The New York Stock Exchange consummates its $11 billion takeover of Paris-based exchange operator Euronext NV at ceremonies in the U.S. and Europe. The combination into NYSE Euronext forms the world's biggest stock market, and ushers in a new era for financial markets where securities can be traded on two continents up to 12 hours a day.
It will be a crowning achievement for John Thain, the former president of Goldman Sachs Group Inc. who became chief executive of the now 215-year-old NYSE in 2004.
Thain and NYSE Chairman Marshall Carter will be in Paris Wednesday morning to launch NYSE Euronext's first day of trading in Europe. They'll be joined by Euronext Chairman Jan-Michiel Hessels and Chief Executive Jean-Francois Theodore.
All four executives will then fly back to New York to ring the closing bell at the New York Stock Exchange. Thain will remain chief executive of the new exchange holding company, while Hessels becomes chairman.
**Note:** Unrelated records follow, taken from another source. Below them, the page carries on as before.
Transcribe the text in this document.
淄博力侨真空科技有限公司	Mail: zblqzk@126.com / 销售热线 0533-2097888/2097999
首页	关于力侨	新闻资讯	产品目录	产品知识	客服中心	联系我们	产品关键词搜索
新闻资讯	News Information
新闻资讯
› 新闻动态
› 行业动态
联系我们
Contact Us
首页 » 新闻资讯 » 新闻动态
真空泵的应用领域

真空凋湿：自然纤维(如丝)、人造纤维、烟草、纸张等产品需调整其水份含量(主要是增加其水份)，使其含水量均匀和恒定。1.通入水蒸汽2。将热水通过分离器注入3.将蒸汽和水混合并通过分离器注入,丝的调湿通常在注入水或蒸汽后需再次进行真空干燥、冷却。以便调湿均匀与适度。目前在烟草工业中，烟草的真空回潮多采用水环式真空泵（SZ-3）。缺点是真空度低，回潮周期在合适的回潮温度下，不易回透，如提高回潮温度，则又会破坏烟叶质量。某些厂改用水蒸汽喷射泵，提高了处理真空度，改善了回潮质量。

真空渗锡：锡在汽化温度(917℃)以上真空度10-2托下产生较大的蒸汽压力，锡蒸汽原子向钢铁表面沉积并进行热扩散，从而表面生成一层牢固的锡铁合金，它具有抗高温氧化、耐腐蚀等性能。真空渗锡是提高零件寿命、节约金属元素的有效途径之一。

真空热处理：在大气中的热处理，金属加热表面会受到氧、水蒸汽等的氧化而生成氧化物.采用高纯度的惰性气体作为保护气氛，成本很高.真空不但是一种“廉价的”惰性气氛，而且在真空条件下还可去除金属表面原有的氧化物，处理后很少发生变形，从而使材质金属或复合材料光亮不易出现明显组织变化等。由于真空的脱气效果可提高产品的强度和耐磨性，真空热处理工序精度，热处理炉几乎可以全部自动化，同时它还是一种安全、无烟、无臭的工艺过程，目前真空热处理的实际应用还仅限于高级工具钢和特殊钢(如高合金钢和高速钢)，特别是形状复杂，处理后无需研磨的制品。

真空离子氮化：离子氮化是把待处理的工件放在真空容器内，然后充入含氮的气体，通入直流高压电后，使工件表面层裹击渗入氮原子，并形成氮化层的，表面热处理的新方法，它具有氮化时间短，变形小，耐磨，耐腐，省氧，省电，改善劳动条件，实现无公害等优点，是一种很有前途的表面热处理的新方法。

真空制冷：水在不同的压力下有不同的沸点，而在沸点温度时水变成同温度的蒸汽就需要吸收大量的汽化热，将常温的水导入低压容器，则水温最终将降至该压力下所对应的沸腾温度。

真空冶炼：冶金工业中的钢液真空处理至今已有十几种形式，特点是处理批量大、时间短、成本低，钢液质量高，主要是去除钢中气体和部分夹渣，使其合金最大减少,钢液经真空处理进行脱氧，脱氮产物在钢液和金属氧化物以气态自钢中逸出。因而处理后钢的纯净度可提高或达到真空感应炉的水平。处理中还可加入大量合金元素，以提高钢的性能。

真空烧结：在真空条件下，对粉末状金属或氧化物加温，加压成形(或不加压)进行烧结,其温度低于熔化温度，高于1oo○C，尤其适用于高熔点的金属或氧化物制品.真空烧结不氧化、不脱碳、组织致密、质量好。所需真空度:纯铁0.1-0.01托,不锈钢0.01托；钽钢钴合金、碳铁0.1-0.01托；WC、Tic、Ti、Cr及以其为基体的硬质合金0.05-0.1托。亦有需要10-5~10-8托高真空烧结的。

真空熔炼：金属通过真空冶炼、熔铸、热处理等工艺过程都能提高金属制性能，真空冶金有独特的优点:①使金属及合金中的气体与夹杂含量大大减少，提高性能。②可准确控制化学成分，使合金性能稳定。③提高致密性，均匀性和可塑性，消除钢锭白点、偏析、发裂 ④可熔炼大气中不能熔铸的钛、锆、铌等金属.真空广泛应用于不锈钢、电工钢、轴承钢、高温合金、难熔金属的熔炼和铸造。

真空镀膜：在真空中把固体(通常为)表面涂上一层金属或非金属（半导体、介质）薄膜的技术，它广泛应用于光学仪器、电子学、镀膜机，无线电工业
The deal, announced last May, was overwhelmingly approved by Euronext shareholders in December and sailed through European regulators with relatively few problems. Euronext encompasses stock markets with headquarters in Paris, Amsterdam, Brussels, and Lisbon, as well as the London derivatives market LIFFE.
It gives the NYSE a competitive advantage over rival Nasdaq Stock Market Inc., which failed in its hostile attempt to buy the London Stock Exchange.